If Sandler’s depiction of conservative theology and strictly defined gender roles is accurate, why is it that Mars Hill is wildly successful by church attendance standards? They have loads of people attending regularly and have multiple campuses in the city and have a significant membership of young adults in the hipster neighborhoods of Seattle? What is it that makes them so attractive? Sandler answers:
To young evangelicals, our secular world is devoid of the type of love they seek, not parental love or fraternal love or even erotic love, but an even bigger love -- a love called agape. When Christians describe God's love for his children this is the word they invoke, a love so powerful one is moved to proclaim it on car bumpers and coffee mugs. Hand in hand with certainty, agape is what this generation longs for today -- a love that will soothe the pain of breakups and breakouts, heal the wounds from shattered families, make bearable the awareness that we are each a solitary speck in an illimitable world. It's the emotion that secularism, enraptured by its logic and empiricism, refuses to engage…

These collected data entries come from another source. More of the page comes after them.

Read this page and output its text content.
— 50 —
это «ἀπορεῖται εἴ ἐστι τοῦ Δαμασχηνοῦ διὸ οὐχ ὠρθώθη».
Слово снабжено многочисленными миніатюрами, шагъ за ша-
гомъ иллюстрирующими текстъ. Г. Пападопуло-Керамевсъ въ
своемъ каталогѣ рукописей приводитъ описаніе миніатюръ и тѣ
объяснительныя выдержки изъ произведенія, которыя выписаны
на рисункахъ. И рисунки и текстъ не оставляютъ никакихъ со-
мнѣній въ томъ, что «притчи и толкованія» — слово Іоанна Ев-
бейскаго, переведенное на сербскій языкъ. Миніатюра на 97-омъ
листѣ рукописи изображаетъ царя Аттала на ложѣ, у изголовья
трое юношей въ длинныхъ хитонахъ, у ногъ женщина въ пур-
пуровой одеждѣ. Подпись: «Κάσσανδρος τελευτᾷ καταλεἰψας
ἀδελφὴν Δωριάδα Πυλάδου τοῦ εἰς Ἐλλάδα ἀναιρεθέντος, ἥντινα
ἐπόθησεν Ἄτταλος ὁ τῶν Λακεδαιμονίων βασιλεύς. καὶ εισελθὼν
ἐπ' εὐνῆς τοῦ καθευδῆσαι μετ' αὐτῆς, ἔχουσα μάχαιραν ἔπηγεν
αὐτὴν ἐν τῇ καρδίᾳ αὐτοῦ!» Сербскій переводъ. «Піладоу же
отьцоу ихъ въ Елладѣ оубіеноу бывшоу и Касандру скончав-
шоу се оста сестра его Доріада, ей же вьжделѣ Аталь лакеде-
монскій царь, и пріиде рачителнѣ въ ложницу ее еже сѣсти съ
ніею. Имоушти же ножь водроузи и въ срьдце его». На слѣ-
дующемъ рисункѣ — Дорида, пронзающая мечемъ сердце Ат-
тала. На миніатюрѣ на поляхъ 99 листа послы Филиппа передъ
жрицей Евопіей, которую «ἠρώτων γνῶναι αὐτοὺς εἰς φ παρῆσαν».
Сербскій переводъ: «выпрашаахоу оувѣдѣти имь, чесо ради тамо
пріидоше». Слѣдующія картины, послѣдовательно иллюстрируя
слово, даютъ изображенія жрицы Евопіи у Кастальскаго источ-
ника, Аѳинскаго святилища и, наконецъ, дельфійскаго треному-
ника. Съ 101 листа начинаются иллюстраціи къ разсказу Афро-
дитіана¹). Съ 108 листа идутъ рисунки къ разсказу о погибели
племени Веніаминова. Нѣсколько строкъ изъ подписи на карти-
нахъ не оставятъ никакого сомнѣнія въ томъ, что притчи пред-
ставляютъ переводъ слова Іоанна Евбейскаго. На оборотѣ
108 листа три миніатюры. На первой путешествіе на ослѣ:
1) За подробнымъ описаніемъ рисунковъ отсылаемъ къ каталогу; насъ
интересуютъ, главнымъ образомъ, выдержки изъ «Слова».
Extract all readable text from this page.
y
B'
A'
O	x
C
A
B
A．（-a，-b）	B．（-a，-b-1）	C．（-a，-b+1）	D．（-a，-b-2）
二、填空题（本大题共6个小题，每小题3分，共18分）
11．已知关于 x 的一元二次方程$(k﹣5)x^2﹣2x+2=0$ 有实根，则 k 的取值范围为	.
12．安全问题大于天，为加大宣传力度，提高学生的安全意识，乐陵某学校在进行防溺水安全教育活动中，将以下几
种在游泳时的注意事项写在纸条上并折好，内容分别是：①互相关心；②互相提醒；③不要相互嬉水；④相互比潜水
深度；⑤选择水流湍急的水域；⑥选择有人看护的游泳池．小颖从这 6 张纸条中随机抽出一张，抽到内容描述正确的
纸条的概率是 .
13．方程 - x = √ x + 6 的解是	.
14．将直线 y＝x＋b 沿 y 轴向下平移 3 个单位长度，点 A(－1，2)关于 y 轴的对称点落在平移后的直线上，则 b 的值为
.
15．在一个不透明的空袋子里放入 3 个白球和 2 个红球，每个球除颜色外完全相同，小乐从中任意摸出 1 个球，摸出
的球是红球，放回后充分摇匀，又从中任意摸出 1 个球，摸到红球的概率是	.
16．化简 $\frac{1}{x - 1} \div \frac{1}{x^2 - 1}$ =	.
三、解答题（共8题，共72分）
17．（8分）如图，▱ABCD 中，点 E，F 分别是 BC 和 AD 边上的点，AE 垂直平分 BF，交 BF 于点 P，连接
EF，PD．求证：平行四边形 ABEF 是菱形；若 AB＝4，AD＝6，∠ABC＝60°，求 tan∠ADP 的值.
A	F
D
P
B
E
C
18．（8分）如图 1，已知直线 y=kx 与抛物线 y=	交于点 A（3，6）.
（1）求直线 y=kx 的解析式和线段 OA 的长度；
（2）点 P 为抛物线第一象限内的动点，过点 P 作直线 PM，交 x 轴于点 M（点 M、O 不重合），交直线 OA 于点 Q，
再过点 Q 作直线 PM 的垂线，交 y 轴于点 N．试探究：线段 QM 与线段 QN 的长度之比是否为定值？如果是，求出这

The way Driscoll sees it, America has been marketed to so constantly and shamelessly that it has produced a generation of jaded cynics desperate for what feels real. It is his edgy Jesus, he says, who best reaches a searching crowd. Likewise, he points out, this generation has grown up rootless and unparented, yearning for discipline within the very orthodoxy that Driscoll makes relatable and relevant. "They know there's more to life than waking up, eating what's in the fridge, watching what's on TV, and then going back to bed, than the rest of their porn-addicted, video-game-playing, loser friends," he tells me. "That's what I give them through the Bible. I say, let me give you some rules, not to be a jerk, but to help you out. And when was the last time that anyone in their busted-up family did that?"
Driscoll has built a fundamentalist empire by blending this stern-father sensibility with the savvy of a pop mogul mainstreaming alternative culture while maintaining its underground appeal.
Mars Hill offers members love, community, and a rule of life in a way that is culturally and personally accessible. That makes plenty of sense, but what about the gender roles and fertility issues that seem to go against the grain of Seattle Culture? Is it that people are finding something they deeply love in defined gender roles and nuclear family systems? Or is it, as Sandler seems to suggest that, women were somehow loved into or duped into accepting these roles? (See the section in which she writes about Judy Abolafya. See also a response written by Judy here.)
It seems that in the U.S. those churches that are growing significantly and quickly have two things in common: conservative theology and highly refined and culturally sensitive community systems. (This is anecdotal and not linked to any formal study). If you want to start a wildly successful church, do you need to have both or are highly effective community systems enough?